I look over at the cemetery — a deer reclines upon the steep, grassy bank.

“Want me to see if she’s dead?” the man asks. I nod my head and tell my husband I’ll take pictures of the car to send to him. My fingers slide over my phone screen while I continue talking to my husband, watching my new friend lift the deer’s head, hold it for a bit, then release. It thumps to the ground. He does this twice more — lift, hold, thump. Lift, hold, thump. 

He proclaims, “She is deceased.” There is a break between each syllable, so it sounds like he says “diseased.”

He limps back, continuing to call out, “She is deceased,” and I cry to my phone, “She’s dead!”

“Huh?” says a voice, so I repeat. “She’s dead! She’s dead!”

There is silence on the other end. “This is the veterinarian? And I was calling about Thor?”

Apparently, while I have been taking photographs, I’ve also answered an incoming call.

“Oh! Thor’s not dead, thanks to y’all. I just hit a deer and she’s dead. She’s dead!”

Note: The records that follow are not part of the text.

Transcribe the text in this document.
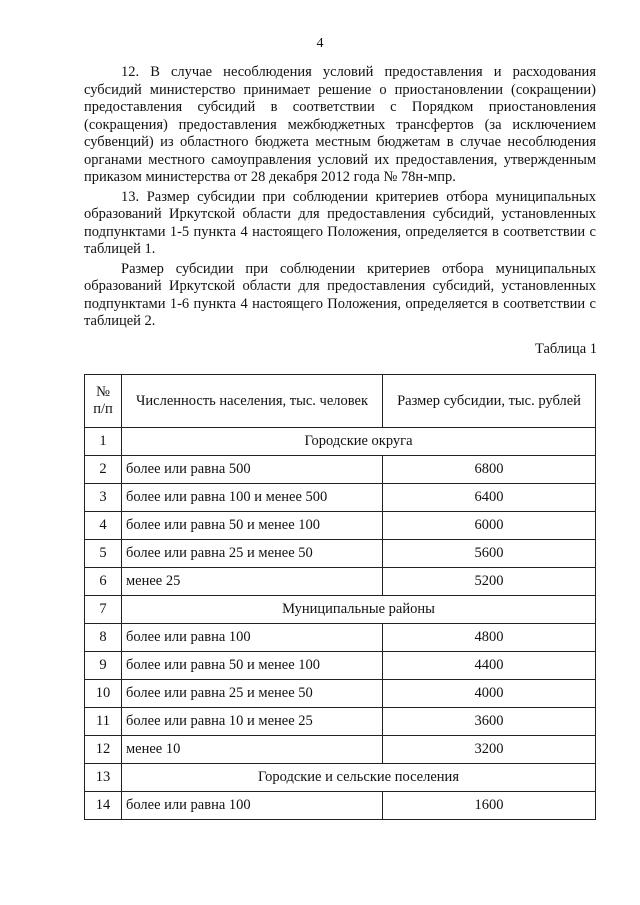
4

12. В случае несоблюдения условий предоставления и расходования субсидий министерство принимает решение о приостановлении (сокращении) предоставления субсидий в соответствии с Порядком приостановления (сокращения) предоставления межбюджетных трансфертов (за исключением субвенций) из областного бюджета местным бюджетам в случае несоблюдения органами местного самоуправления условий их предоставления, утвержденным приказом министерства от 28 декабря 2012 года № 78н-мпр.

13. Размер субсидии при соблюдении критериев отбора муниципальных образований Иркутской области для предоставления субсидий, установленных подпунктами 1-5 пункта 4 настоящего Положения, определяется в соответствии с таблицей 1.

Размер субсидии при соблюдении критериев отбора муниципальных образований Иркутской области для предоставления субсидий, установленных подпунктами 1-6 пункта 4 настоящего Положения, определяется в соответствии с таблицей 2.

Таблица 1
№ п/п	Численность населения, тыс. человек	Размер субсидии, тыс. рублей
1	Городские округа	
2	более или равна 500	6800
3	более или равна 100 и менее 500	6400
4	более или равна 50 и менее 100	6000
5	более или равна 25 и менее 50	5600
6	менее 25	5200
7	Муниципальные районы	
8	более или равна 100	4800
9	более или равна 50 и менее 100	4400
10	более или равна 25 и менее 50	4000
11	более или равна 10 и менее 25	3600
12	менее 10	3200
13	Городские и сельские поселения	
14	более или равна 100	1600
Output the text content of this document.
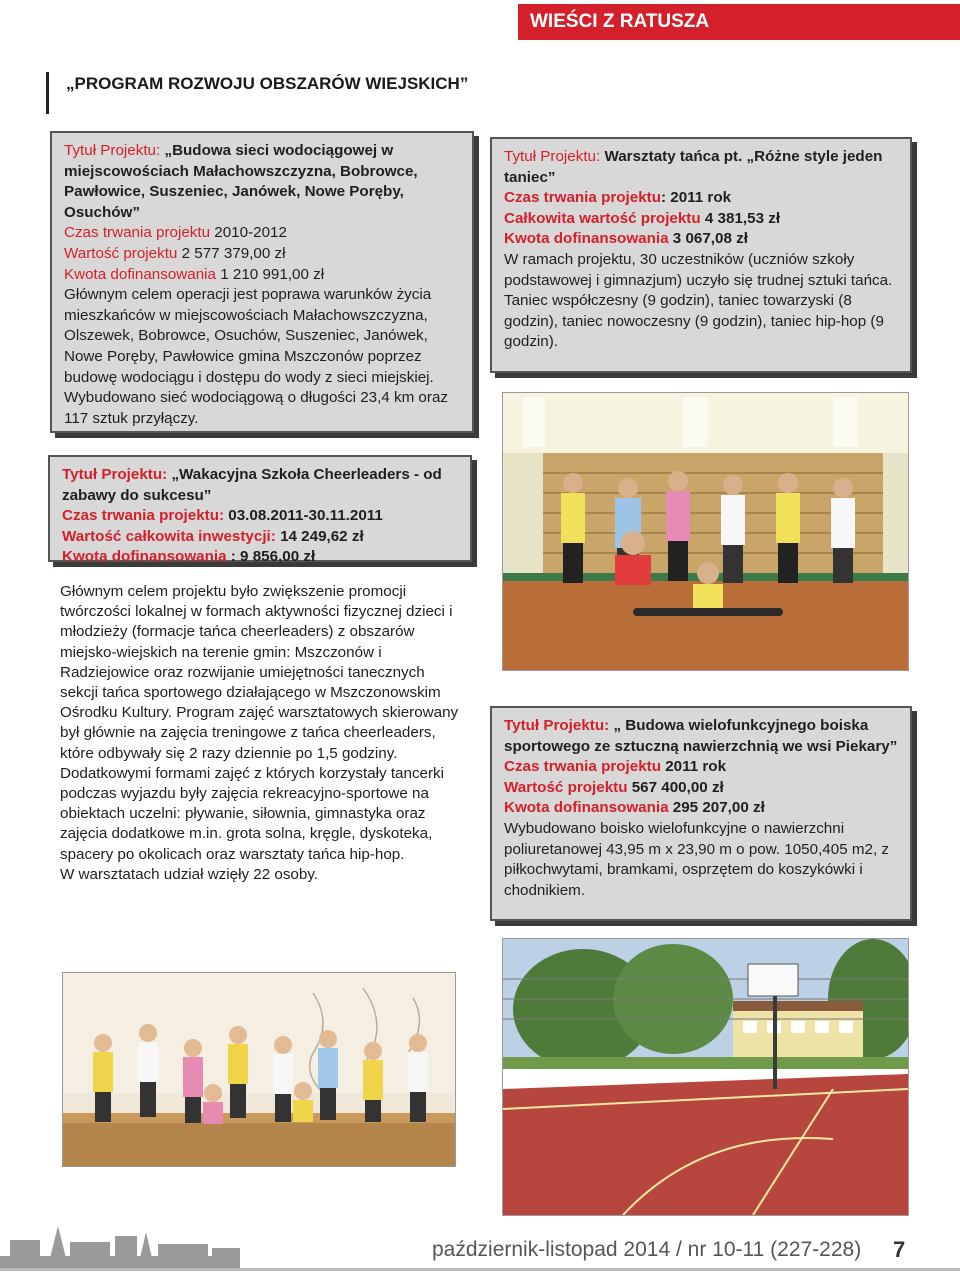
WIEŚCI Z RATUSZA
„PROGRAM ROZWOJU OBSZARÓW WIEJSKICH”
Tytuł Projektu: „Budowa sieci wodociągowej w miejscowościach Małachowszczyzna, Bobrowce, Pawłowice, Suszeniec, Janówek, Nowe Poręby, Osuchów”
Czas trwania projektu 2010-2012
Wartość projektu 2 577 379,00 zł
Kwota dofinansowania 1 210 991,00 zł
Głównym celem operacji jest poprawa warunków życia mieszkańców w miejscowościach Małachowszczyzna, Olszewek, Bobrowce, Osuchów, Suszeniec, Janówek, Nowe Poręby, Pawłowice gmina Mszczonów poprzez budowę wodociągu i dostępu do wody z sieci miejskiej. Wybudowano sieć wodociągową o długości 23,4 km oraz 117 sztuk przyłączy.
Tytuł Projektu: Warsztaty tańca pt. „Różne style jeden taniec”
Czas trwania projektu: 2011 rok
Całkowita wartość projektu 4 381,53 zł
Kwota dofinansowania 3 067,08 zł
W ramach projektu, 30 uczestników (uczniów szkoły podstawowej i gimnazjum) uczyło się trudnej sztuki tańca. Taniec współczesny (9 godzin), taniec towarzyski (8 godzin), taniec nowoczesny (9 godzin), taniec hip-hop (9 godzin).
Tytuł Projektu: „Wakacyjna Szkoła Cheerleaders - od zabawy do sukcesu”
Czas trwania projektu: 03.08.2011-30.11.2011
Wartość całkowita inwestycji: 14 249,62 zł
Kwota dofinansowania : 9 856,00 zł
Głównym celem projektu było zwiększenie promocji twórczości lokalnej w formach aktywności fizycznej dzieci i młodzieży (formacje tańca cheerleaders) z obszarów miejsko-wiejskich na terenie gmin: Mszczonów i Radziejowice oraz rozwijanie umiejętności tanecznych sekcji tańca sportowego działającego w Mszczonowskim Ośrodku Kultury. Program zajęć warsztatowych skierowany był głównie na zajęcia treningowe z tańca cheerleaders, które odbywały się 2 razy dziennie po 1,5 godziny. Dodatkowymi formami zajęć z których korzystały tancerki podczas wyjazdu były zajęcia rekreacyjno-sportowe na obiektach uczelni: pływanie, siłownia, gimnastyka oraz zajęcia dodatkowe m.in. grota solna, kręgle, dyskoteka, spacery po okolicach oraz warsztaty tańca hip-hop.
W warsztatach udział wzięły 22 osoby.
Tytuł Projektu: „ Budowa wielofunkcyjnego boiska sportowego ze sztuczną nawierzchnią we wsi Piekary”
Czas trwania projektu 2011 rok
Wartość projektu 567 400,00 zł
Kwota dofinansowania 295 207,00 zł
Wybudowano boisko wielofunkcyjne o nawierzchni poliuretanowej 43,95 m x 23,90 m o pow. 1050,405 m2, z piłkochwytami, bramkami, osprzętem do koszykówki i chodnikiem.
październik-listopad 2014 / nr 10-11 (227-228) 7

Silence. Then: “I think I’ve called at a bad time.”

My new friend stands by my side. I don’t have the good sense to worry about the possibility that he’s dangerous, so we talk. He wonders aloud about a pile of fur and innards in the middle of Route 60, says it’s been there for a couple of weeks. A different creature meeting the same fate as the deer in the cemetery. I wonder aloud if I should call the non-emergency number for the police. We stand in silent camaraderie. I must make him brave, because he decides to check out the pile of fur and innards in the middle of Route 60. He walks his crooked walk into the highway. I call the non-emergency number. 

He stands in the middle of the road, cars whizzing dangerously close to him. With the same assurance he proclaimed the deer deceased, he hollers: “It’s a raccoon!” I hope the man doesn’t suffer the same fate as these animals.

We go our separate ways, but now I have a story. When I tell it to my mother, brightness briefly returns to her sky-blue eyes as she laughs and laughs. She repeats She is diss-eased! to me throughout my visit. I tell my sister. I tell my niece. I tell the clerk in a Huntington novelty shop, continuing to tell him even as he looks down, around, anywhere but at me. I can’t stop until the story is finished. I tell family, neighbors, friends and strangers. My audience is trapped. I cannot stop telling the deer story. And like my dad, I will tell it to its completion.

I still miss my dad. But I can miss him a little less knowing his storytelling lives on in me.